Kavanaugh sided with Wisconsin officials that believe they have done enough to make voting easier this year.

"The Wisconsin Elections Commission has mailed 1,706,771 absentee ballots to Wisconsin voters. And it has already received back from voters 1,344,535 completed absentee ballots," he wrote. "As those statistics suggest, the dissent's charge that Wisconsin has disenfranchised absentee voters is not tenable."

Kavanaugh added that "Wisconsin's deadline is the same as that in 30 other states and is a reasonable deadline given all the circumstances."

Kagan was joined in her dissent by Justice Stephen Breyer and Justice Sonia Sotomayor.

"Because of the court's ruling, state officials counted 80,000 ballots — about five percent of the total cast — that were postmarked by Election Day but would have been discarded for arriving a few days later," wrote Kagan.

"Today, millions of Wisconsin citizens are preparing to vote in the November election. But COVID is not over.
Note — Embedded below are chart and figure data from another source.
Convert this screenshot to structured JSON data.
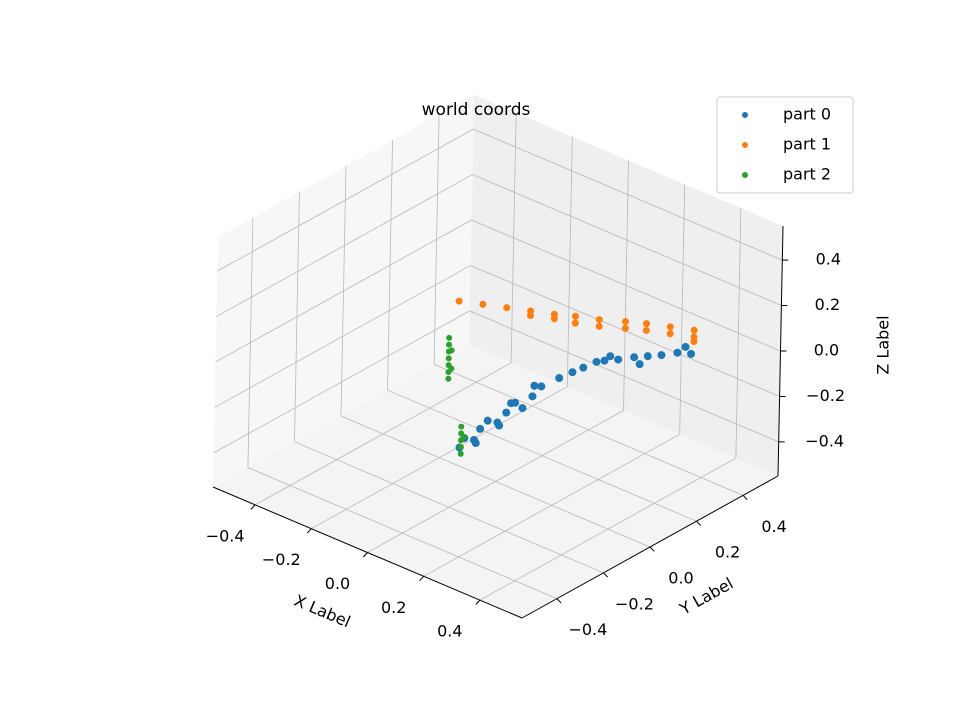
{
  "chart_data": {
    "type": "scatter3d",
    "title": "world coords",
    "xlabel": "X Label",
    "ylabel": "Y Label",
    "zlabel": "Z Label",
    "xlim": [
      -0.55,
      0.55
    ],
    "ylim": [
      -0.55,
      0.55
    ],
    "zlim": [
      -0.55,
      0.55
    ],
    "xticks": [
      {
        "value": -0.4,
        "label": "−0.4"
      },
      {
        "value": -0.2,
        "label": "−0.2"
      },
      {
        "value": 0,
        "label": "0.0"
      },
      0.2,
      0.4
    ],
    "yticks": [
      {
        "value": -0.4,
        "label": "−0.4"
      },
      {
        "value": -0.2,
        "label": "−0.2"
      },
      {
        "value": 0,
        "label": "0.0"
      },
      0.2,
      0.4
    ],
    "zticks": [
      {
        "value": -0.4,
        "label": "−0.4"
      },
      {
        "value": -0.2,
        "label": "−0.2"
      },
      {
        "value": 0,
        "label": "0.0"
      },
      0.2,
      0.4
    ],
    "grid": true,
    "legend": "upper right",
    "series": [
      {
        "name": "part 0",
        "color": "#1f77b4",
        "x": [
          0.09,
          0.1,
          0.08,
          0.1,
          0.09,
          0.08,
          0.1,
          0.09,
          0.09,
          0.09,
          0.09,
          0.09,
          0.09,
          0.09,
          0.09,
          0.12,
          0.15,
          0.18,
          0.21,
          0.23,
          0.27,
          0.31,
          0.35,
          0.39,
          0.43,
          0.47,
          0.45,
          0.33,
          0.25
        ],
        "y": [
          -0.27,
          -0.22,
          -0.17,
          -0.12,
          -0.07,
          -0.02,
          0.03,
          0.08,
          -0.25,
          -0.15,
          -0.05,
          0.05,
          -0.2,
          -0.1,
          0.0,
          0.12,
          0.14,
          0.15,
          0.17,
          0.18,
          0.19,
          0.21,
          0.22,
          0.23,
          0.25,
          0.26,
          0.26,
          0.21,
          0.18
        ],
        "z": [
          -0.2,
          -0.19,
          -0.18,
          -0.17,
          -0.16,
          -0.15,
          -0.14,
          -0.13,
          -0.17,
          -0.15,
          -0.13,
          -0.11,
          -0.22,
          -0.2,
          -0.18,
          -0.1,
          -0.07,
          -0.04,
          -0.01,
          0.0,
          0.02,
          0.04,
          0.06,
          0.08,
          0.1,
          0.11,
          0.13,
          0.02,
          0.03
        ]
      },
      {
        "name": "part 1",
        "color": "#ff7f0e",
        "x": [
          -0.19,
          -0.13,
          -0.07,
          -0.01,
          0.05,
          0.1,
          0.16,
          0.22,
          0.27,
          0.33,
          0.39,
          -0.01,
          0.05,
          0.1,
          0.16,
          0.22,
          0.27,
          0.33,
          0.39,
          0.39
        ],
        "y": [
          0.06,
          0.09,
          0.12,
          0.15,
          0.18,
          0.21,
          0.24,
          0.28,
          0.31,
          0.34,
          0.37,
          0.15,
          0.18,
          0.21,
          0.24,
          0.28,
          0.31,
          0.34,
          0.37,
          0.37
        ],
        "z": [
          0.11,
          0.11,
          0.11,
          0.11,
          0.11,
          0.11,
          0.11,
          0.11,
          0.11,
          0.11,
          0.11,
          0.09,
          0.09,
          0.08,
          0.08,
          0.08,
          0.08,
          0.08,
          0.08,
          0.06
        ]
      },
      {
        "name": "part 2",
        "color": "#2ca02c",
        "x": [
          -0.06,
          -0.06,
          -0.06,
          -0.06,
          -0.06,
          -0.06,
          -0.06,
          -0.05,
          -0.05,
          0.05,
          0.05,
          0.05,
          0.05,
          0.05,
          0.06
        ],
        "y": [
          -0.14,
          -0.14,
          -0.14,
          -0.14,
          -0.14,
          -0.14,
          -0.14,
          -0.14,
          -0.14,
          -0.215,
          -0.215,
          -0.215,
          -0.215,
          -0.215,
          -0.215
        ],
        "z": [
          -0.05,
          -0.02,
          0.01,
          0.04,
          0.07,
          0.1,
          0.13,
          0.0,
          0.08,
          -0.28,
          -0.25,
          -0.22,
          -0.19,
          -0.16,
          -0.2
        ]
      }
    ]
  }
}
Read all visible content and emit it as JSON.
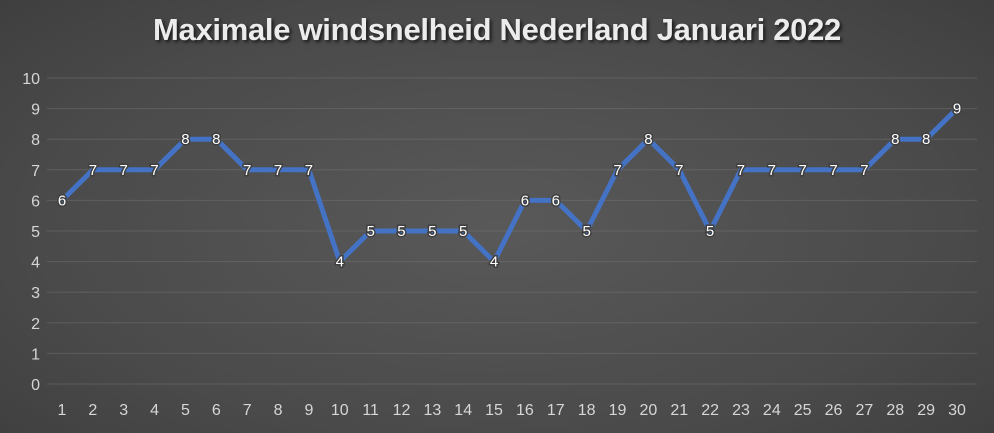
{
  "chart_data": {
    "type": "line",
    "title": "Maximale windsnelheid Nederland Januari 2022",
    "x": [
      1,
      2,
      3,
      4,
      5,
      6,
      7,
      8,
      9,
      10,
      11,
      12,
      13,
      14,
      15,
      16,
      17,
      18,
      19,
      20,
      21,
      22,
      23,
      24,
      25,
      26,
      27,
      28,
      29,
      30
    ],
    "series": [
      {
        "name": "Maximale windsnelheid",
        "values": [
          6,
          7,
          7,
          7,
          8,
          8,
          7,
          7,
          7,
          4,
          5,
          5,
          5,
          5,
          4,
          6,
          6,
          5,
          7,
          8,
          7,
          5,
          7,
          7,
          7,
          7,
          7,
          8,
          8,
          9
        ]
      }
    ],
    "xlabel": "",
    "ylabel": "",
    "ylim": [
      0,
      10
    ],
    "yticks": [
      0,
      1,
      2,
      3,
      4,
      5,
      6,
      7,
      8,
      9,
      10
    ],
    "grid": true,
    "legend_position": "none",
    "data_labels": true,
    "colors": {
      "line": "#4472C4",
      "data_label": "#ffffff",
      "data_label_halo": "#3f3f3f",
      "tick_label": "#d6d6d6",
      "gridline": "#777777",
      "title": "#ececec",
      "background_center": "#595959",
      "background_edge": "#2b2b2b"
    }
  }
}
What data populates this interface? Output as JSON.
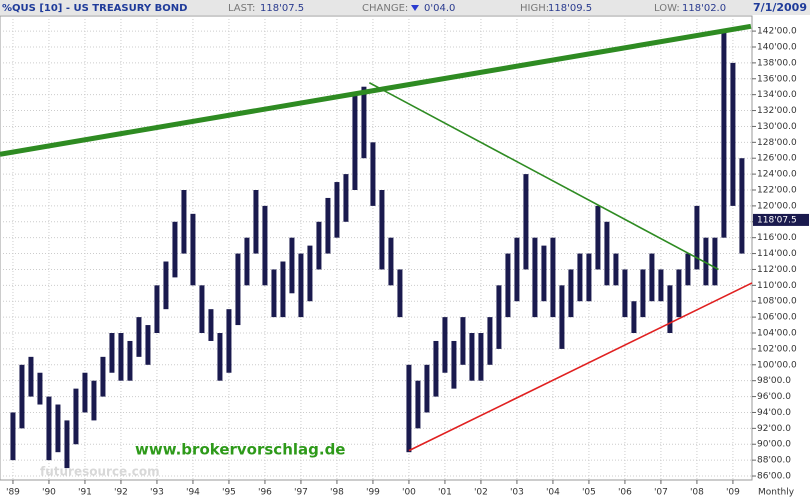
{
  "chart_data": {
    "type": "range-bar",
    "title": "%QUS [10] - US TREASURY BOND",
    "header": {
      "last_label": "LAST:",
      "last": "118'07.5",
      "change_label": "CHANGE:",
      "change": "0'04.0",
      "high_label": "HIGH:",
      "high": "118'09.5",
      "low_label": "LOW:",
      "low": "118'02.0",
      "date": "7/1/2009"
    },
    "watermark": "www.brokervorschlag.de",
    "source": "futuresource.com",
    "period": "Monthly",
    "color": "#1a1a4e",
    "x": [
      1989,
      1989.25,
      1989.5,
      1989.75,
      1990,
      1990.25,
      1990.5,
      1990.75,
      1991,
      1991.25,
      1991.5,
      1991.75,
      1992,
      1992.25,
      1992.5,
      1992.75,
      1993,
      1993.25,
      1993.5,
      1993.75,
      1994,
      1994.25,
      1994.5,
      1994.75,
      1995,
      1995.25,
      1995.5,
      1995.75,
      1996,
      1996.25,
      1996.5,
      1996.75,
      1997,
      1997.25,
      1997.5,
      1997.75,
      1998,
      1998.25,
      1998.5,
      1998.75,
      1999,
      1999.25,
      1999.5,
      1999.75,
      2000,
      2000.25,
      2000.5,
      2000.75,
      2001,
      2001.25,
      2001.5,
      2001.75,
      2002,
      2002.25,
      2002.5,
      2002.75,
      2003,
      2003.25,
      2003.5,
      2003.75,
      2004,
      2004.25,
      2004.5,
      2004.75,
      2005,
      2005.25,
      2005.5,
      2005.75,
      2006,
      2006.25,
      2006.5,
      2006.75,
      2007,
      2007.25,
      2007.5,
      2007.75,
      2008,
      2008.25,
      2008.5,
      2008.75,
      2009,
      2009.25
    ],
    "low": [
      88,
      92,
      96,
      95,
      88,
      89,
      87,
      90,
      94,
      93,
      96,
      99,
      98,
      98,
      101,
      100,
      104,
      107,
      111,
      114,
      110,
      104,
      103,
      98,
      99,
      105,
      110,
      114,
      110,
      106,
      106,
      109,
      106,
      108,
      112,
      114,
      116,
      118,
      122,
      126,
      120,
      112,
      110,
      106,
      89,
      92,
      94,
      96,
      99,
      97,
      100,
      98,
      98,
      100,
      102,
      106,
      108,
      112,
      106,
      108,
      106,
      102,
      106,
      108,
      108,
      112,
      110,
      110,
      106,
      104,
      106,
      108,
      108,
      104,
      106,
      110,
      112,
      110,
      110,
      116,
      120,
      114
    ],
    "high": [
      94,
      100,
      101,
      99,
      96,
      95,
      93,
      97,
      99,
      98,
      101,
      104,
      104,
      103,
      106,
      105,
      110,
      113,
      118,
      122,
      119,
      110,
      107,
      104,
      107,
      114,
      116,
      122,
      120,
      112,
      113,
      116,
      114,
      115,
      118,
      121,
      123,
      124,
      134,
      135,
      128,
      122,
      116,
      112,
      100,
      98,
      100,
      103,
      106,
      103,
      106,
      104,
      104,
      106,
      110,
      114,
      116,
      124,
      116,
      115,
      116,
      110,
      112,
      114,
      114,
      120,
      118,
      114,
      112,
      108,
      112,
      114,
      112,
      110,
      112,
      114,
      120,
      116,
      116,
      142,
      138,
      126
    ],
    "last_marker": {
      "value": 118.234,
      "label": "118'07.5"
    },
    "trendlines": [
      {
        "color": "#2e8b22",
        "x": [
          1988.64,
          2009.5
        ],
        "y": [
          126.5,
          142.6
        ]
      },
      {
        "color": "#2e8b22",
        "x": [
          1998.9,
          2008.6
        ],
        "y": [
          135.5,
          112
        ]
      },
      {
        "color": "#e02020",
        "x": [
          2000,
          2009.53
        ],
        "y": [
          89.2,
          110.3
        ]
      }
    ],
    "xlim": [
      1988.64,
      2009.53
    ],
    "ylim": [
      85.5,
      143.9
    ],
    "xticks": [
      {
        "value": 1989,
        "label": "'89"
      },
      {
        "value": 1990,
        "label": "'90"
      },
      {
        "value": 1991,
        "label": "'91"
      },
      {
        "value": 1992,
        "label": "'92"
      },
      {
        "value": 1993,
        "label": "'93"
      },
      {
        "value": 1994,
        "label": "'94"
      },
      {
        "value": 1995,
        "label": "'95"
      },
      {
        "value": 1996,
        "label": "'96"
      },
      {
        "value": 1997,
        "label": "'97"
      },
      {
        "value": 1998,
        "label": "'98"
      },
      {
        "value": 1999,
        "label": "'99"
      },
      {
        "value": 2000,
        "label": "'00"
      },
      {
        "value": 2001,
        "label": "'01"
      },
      {
        "value": 2002,
        "label": "'02"
      },
      {
        "value": 2003,
        "label": "'03"
      },
      {
        "value": 2004,
        "label": "'04"
      },
      {
        "value": 2005,
        "label": "'05"
      },
      {
        "value": 2006,
        "label": "'06"
      },
      {
        "value": 2007,
        "label": "'07"
      },
      {
        "value": 2008,
        "label": "'08"
      },
      {
        "value": 2009,
        "label": "'09"
      }
    ],
    "yticks": [
      {
        "value": 86,
        "label": "86'00.0"
      },
      {
        "value": 88,
        "label": "88'00.0"
      },
      {
        "value": 90,
        "label": "90'00.0"
      },
      {
        "value": 92,
        "label": "92'00.0"
      },
      {
        "value": 94,
        "label": "94'00.0"
      },
      {
        "value": 96,
        "label": "96'00.0"
      },
      {
        "value": 98,
        "label": "98'00.0"
      },
      {
        "value": 100,
        "label": "100'00.0"
      },
      {
        "value": 102,
        "label": "102'00.0"
      },
      {
        "value": 104,
        "label": "104'00.0"
      },
      {
        "value": 106,
        "label": "106'00.0"
      },
      {
        "value": 108,
        "label": "108'00.0"
      },
      {
        "value": 110,
        "label": "110'00.0"
      },
      {
        "value": 112,
        "label": "112'00.0"
      },
      {
        "value": 114,
        "label": "114'00.0"
      },
      {
        "value": 116,
        "label": "116'00.0"
      },
      {
        "value": 118,
        "label": "118'00.0"
      },
      {
        "value": 120,
        "label": "120'00.0"
      },
      {
        "value": 122,
        "label": "122'00.0"
      },
      {
        "value": 124,
        "label": "124'00.0"
      },
      {
        "value": 126,
        "label": "126'00.0"
      },
      {
        "value": 128,
        "label": "128'00.0"
      },
      {
        "value": 130,
        "label": "130'00.0"
      },
      {
        "value": 132,
        "label": "132'00.0"
      },
      {
        "value": 134,
        "label": "134'00.0"
      },
      {
        "value": 136,
        "label": "136'00.0"
      },
      {
        "value": 138,
        "label": "138'00.0"
      },
      {
        "value": 140,
        "label": "140'00.0"
      },
      {
        "value": 142,
        "label": "142'00.0"
      }
    ],
    "grid": true
  }
}
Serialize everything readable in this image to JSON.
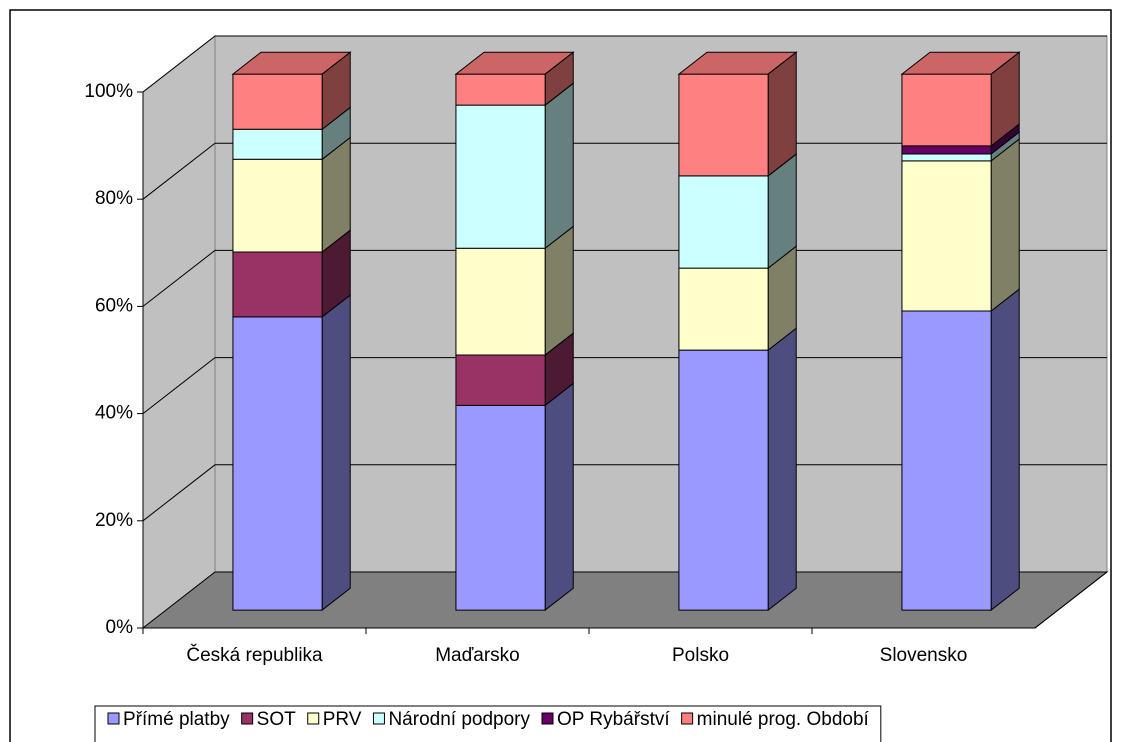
{
  "chart_data": {
    "type": "bar3d_stacked",
    "categories": [
      "Česká republika",
      "Maďarsko",
      "Polsko",
      "Slovensko"
    ],
    "series": [
      {
        "name": "Přímé platby",
        "color": "#9999ff",
        "values": [
          54.7,
          38.2,
          48.5,
          55.8
        ]
      },
      {
        "name": "SOT",
        "color": "#993366",
        "values": [
          12.1,
          9.4,
          0,
          0
        ]
      },
      {
        "name": "PRV",
        "color": "#ffffcc",
        "values": [
          17.3,
          19.9,
          15.3,
          28.0
        ]
      },
      {
        "name": "Národní podpory",
        "color": "#ccffff",
        "values": [
          5.6,
          26.7,
          17.2,
          1.3
        ]
      },
      {
        "name": "OP Rybářství",
        "color": "#660066",
        "values": [
          0,
          0,
          0,
          1.5
        ]
      },
      {
        "name": "minulé prog. Období",
        "color": "#ff8080",
        "values": [
          10.3,
          5.8,
          19.0,
          13.4
        ]
      }
    ],
    "ylim": [
      0,
      100
    ],
    "yticks": [
      {
        "value": 0,
        "label": "0%"
      },
      {
        "value": 20,
        "label": "20%"
      },
      {
        "value": 40,
        "label": "40%"
      },
      {
        "value": 60,
        "label": "60%"
      },
      {
        "value": 80,
        "label": "80%"
      },
      {
        "value": 100,
        "label": "100%"
      }
    ],
    "grid": true,
    "legend": "bottom"
  }
}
In Wisconsin, the pandemic is much worse — more than 20 times worse, by one measure — than it was in the spring," she added, remarking on the actions that were taken for the primary that she believes should be taken again.

She also noted that the state legislature has "not for a moment" considered whether new accommodations are necessary to be sure voters can vote safely. And the majority didn't dispute the lower court's finding that up to 100,000 ballots may arrive too late to be counted.

She also disagreed with the court's reason for not agreeing to changes: it could confuse voters. 

"To the contrary, it would prevent the state from throwing away the votes of people actively participating in the democratic process," wrote Kagan. "And what will undermine the 'integrity' of that process is not the counting but instead the discarding of timely cast ballots that because of pandemic conditions, arrive a bit after Election Day."